Rory Spowers, 46, an ecology writer, documentary maker and charity co-founder has spent the best part of the last 10 years outside of the British Isles. Now resident in Ibiza, the Brit also has a home on a lush tea estate in Sri Lanka where he moved in 2004 with his now ex-wife and two children. There they created Samakanda - an organic farm, ‘bio-versity’ and eco-tourism venture. His latest role is that of sustainability ambassador for the Song Saa resort on the Koh Rong archipelago. Chloe Cann reports.
How did you find yourself in Cambodia, as the first brand ambassador for the Song Saa resort?
It was one of those bits of serendipity that led to me coming here – Wayne just picked up a second-hand copy of my book [A Year in Green Tea and Tuk-tuks] a few months ago in a bookshop here and then wrote to me saying ''would you like to come and visit''. It was a hard invitation to say no to and I was due to come to Sri Lanka in August anyway, so it's all worked out beautifully. I'm very keen to keep the dialogue going [with Song Saa]. I'm hugely impressed with the island and with the foundation. It's been an amazing trip.

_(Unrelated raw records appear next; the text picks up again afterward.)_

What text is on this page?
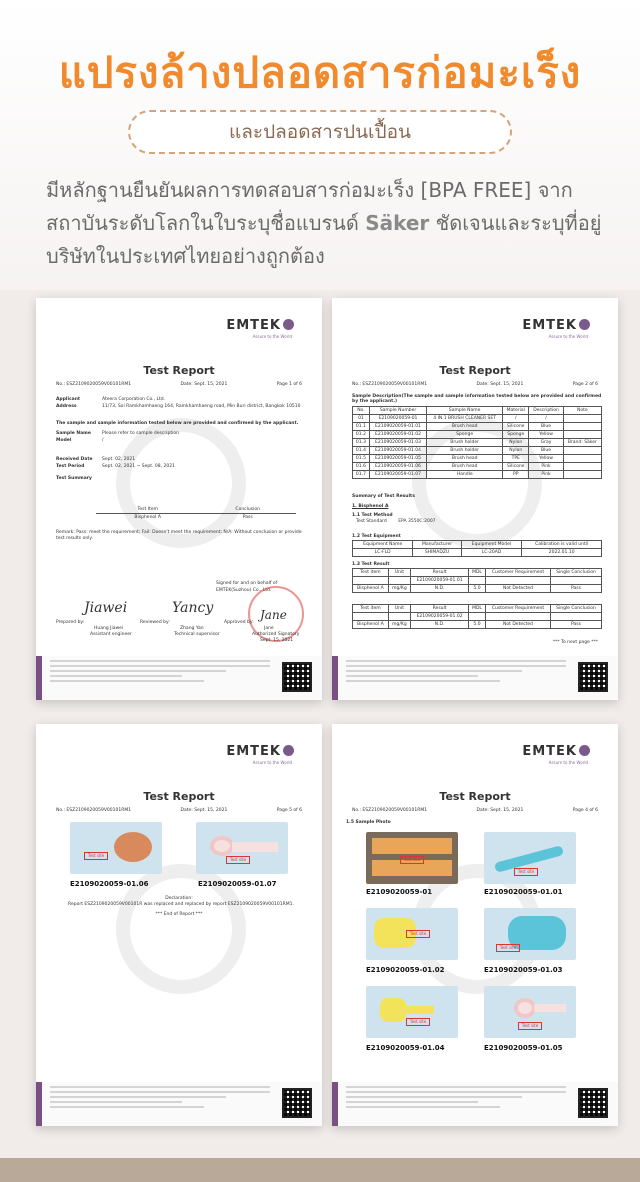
แปรงล้างปลอดสารก่อมะเร็ง
และปลอดสารปนเปื้อน
มีหลักฐานยืนยันผลการทดสอบสารก่อมะเร็ง [BPA FREE] จากสถาบันระดับโลกในใบระบุชื่อแบรนด์ Säker ชัดเจนและระบุที่อยู่บริษัทในประเทศไทยอย่างถูกต้อง
EMTEK
Assure to the World
Test Report
No.: ESZ2109020059V00101RM1	Date: Sept. 15, 2021	Page 1 of 6
Applicant	Ateera Corporation Co., Ltd.
Address	11/73, Soi Ramkhamhaeng 164, Ramkhamhaeng road, Min Buri district, Bangkok 10510
The sample and sample information tested below are provided and confirmed by the applicant.
Sample Name Please refer to sample description
Model	/
Received Date Sept. 02, 2021
Test Period	Sept. 02, 2021 ~ Sept. 08, 2021
Test Summary
Test Item	Conclusion
Bisphenol A	Pass
Remark: Pass: meet the requirement; Fail: Doesn't meet the requirement; N/A: Without conclusion or provide test results only.
Signed for and on behalf of
EMTEK(Suzhou) Co., Ltd.
Prepared by:
Jiawei
Huang Jiawei
Assistant engineer
Reviewed by:
Yancy
Zhang Yan
Technical supervisor
Approved by:
Jane
Jane
Authorized Signatory
Sept. 15, 2021
EMTEK
Assure to the World
Test Report
No.: ESZ2109020059V00101RM1	Date: Sept. 15, 2021	Page 2 of 6
Sample Description(The sample and sample information tested below are provided and confirmed by the applicant.)
No.	Sample Number	Sample Name	Material	Description	Note
01	E2109020059-01	4 IN 1 BRUSH CLEANER SET	/	/	
01.1	E2109020059-01.01	Brush head	Silicone	Blue	
01.2	E2109020059-01.02	Sponge	Sponge	Yellow	
01.3	E2109020059-01.03	Brush holder	Nylon	Gray	Brand: Säker
01.4	E2109020059-01.04	Brush holder	Nylon	Blue	
01.5	E2109020059-01.05	Brush head	TPE	Yellow	
01.6	E2109020059-01.06	Brush head	Silicone	Pink	
01.7	E2109020059-01.07	Handle	PP	Pink	
Summary of Test Results
1. Bisphenol A
1.1 Test Method
Test Standard        EPA 3550C:2007
1.2 Test Equipment
Equipment Name	Manufacturer	Equipment Model	Calibration is valid until
LC-FLD	SHIMADZU	LC-20AD	2022.01.10
1.3 Test Result
Test item	Unit	Result	MDL	Customer Requirement	Single Conclusion
		E2109020059-01.01			
Bisphenol A	mg/Kg	N.D.	5.0	Not Detected	Pass
Test item	Unit	Result	MDL	Customer Requirement	Single Conclusion
		E2109020059-01.02			
Bisphenol A	mg/Kg	N.D.	5.0	Not Detected	Pass
*** To next page ***
EMTEK
Assure to the World
Test Report
No.: ESZ2109020059V00101RM1	Date: Sept. 15, 2021	Page 5 of 6
Test site
Test site
E2109020059-01.06	E2109020059-01.07
Declaration:
Report ESZ2109020059V00101R was replaced and replaced by report ESZ2109020059V00101RM1.
*** End of Report ***
EMTEK
Assure to the World
Test Report
No.: ESZ2109020059V00101RM1	Date: Sept. 15, 2021	Page 4 of 6
1.5 Sample Photo
Test site
Test site
E2109020059-01	E2109020059-01.01
Test site
Test site
E2109020059-01.02	E2109020059-01.03
Test site
Test site
E2109020059-01.04	E2109020059-01.05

What other projects are you working on at the moment?
I moved to Ibiza, Spain just under two years ago to work with Bruce Parry [a British documentary maker and indigenous rights advocate who visits remote tribes and communities] on a documentary called Quest [which investigates whether something has been ‘lost’ in the quest for modernization and globalization.] He's lived in Ibiza for some years and we've known each other for a bit. He very kindly supported some of the campaigns that I was running in the UK over the years as a sort of ambassador for those.
He was developing an independent feature length documentary for the cinema and asked me to help develop it, so I'm one of the writers and producers and I've been in Ibiza pretty much ever since.
I’m in love with Ibiza. It has a very special and magical energy, a lightness and ease of being. For me, the Mediterranean food, culture and climate tick all the boxes.
My kids have just started school there and my ex-wife's going to move there as well once she extricates from Sri Lanka. It's been a bit of a new chapter. The idea is that this will be the first of three films, but we really have to see how this one goes.
It will all be wrapped up by November. We started shooting at the beginning of the year in Borneo and then we were at the huge Kumbh Mela festival in India which happens once every 12 years – tens of millions of people converging on the Ganges at the same time. Then we were with shaman doing plant ceremonies in March to April.
And then [we did] a stretch of interviews with philosophers and writers.
I think next year while we're editing the documentary we'll work together to produce a book to coincide with the release of the film.
How do you keep up with so many different projects at once?
I've got a strange scrapbook life where I've got my fingers in different areas, but they do all somehow relate. The ethos behind Quest is not unrelated to the [Song Saa] foundation's work in the sense that the foundation recognises the importance of local community and traditional and ancient ways. It's about giving the community a leg up so that they can determine what's appropriate and applicable, and I think that's the way forward. I'm looking forward to seeing where it all goes.
You have lived and travelled in many places. Where have you seen the most effective eco-tourism, and has where tourism looked to be the most damaging?
I’ve always been in love with India. Just feel very at home there.
Sri Lanka has some great eco-tourism destinations - www.ulpotha.com stands out for example. The beaches of Bali and Thailand have suffered from rapid overdevelopment, which other Southeast Asian countries, lie Cambodia and Sri Lanka, can learn from.
What is the future for Samakanda? Is the hope that Song Saa will buy into it?
Samakanda is for sale due to complex personal reasons, but I would be open to developing a partnership with people who share the same vision.
Your original move, with your family, was an attempt to combat the rising tide of environmental and economic crisis. Are you still as pessimistic as you were about the planet's future?
Not so much about the planet's future, as nature will always survive, but can't see humanity surviving in such numbers on the current trajectory without a significant shift in our values, beliefs and economic and political thinking.
But I see plenty of people all around the world, from Sri Lanka to Ibiza to the UK to Australia and the US who are living sustainable ecological lifestyles.
Do you think your two children will follow in your footsteps?
It's hard to know - they spend an awful lot of time on their computers but they've grown up running round the jungle at Samakanda and they're savvy when it comes to dealing with the potential dangers there of snakes and scorpions.
They've definitely picked up a bit and they understand about waste and climate change and all that sort of stuff – but hard for them to avoid it. But who knows, they'll probably grow up to be bankers!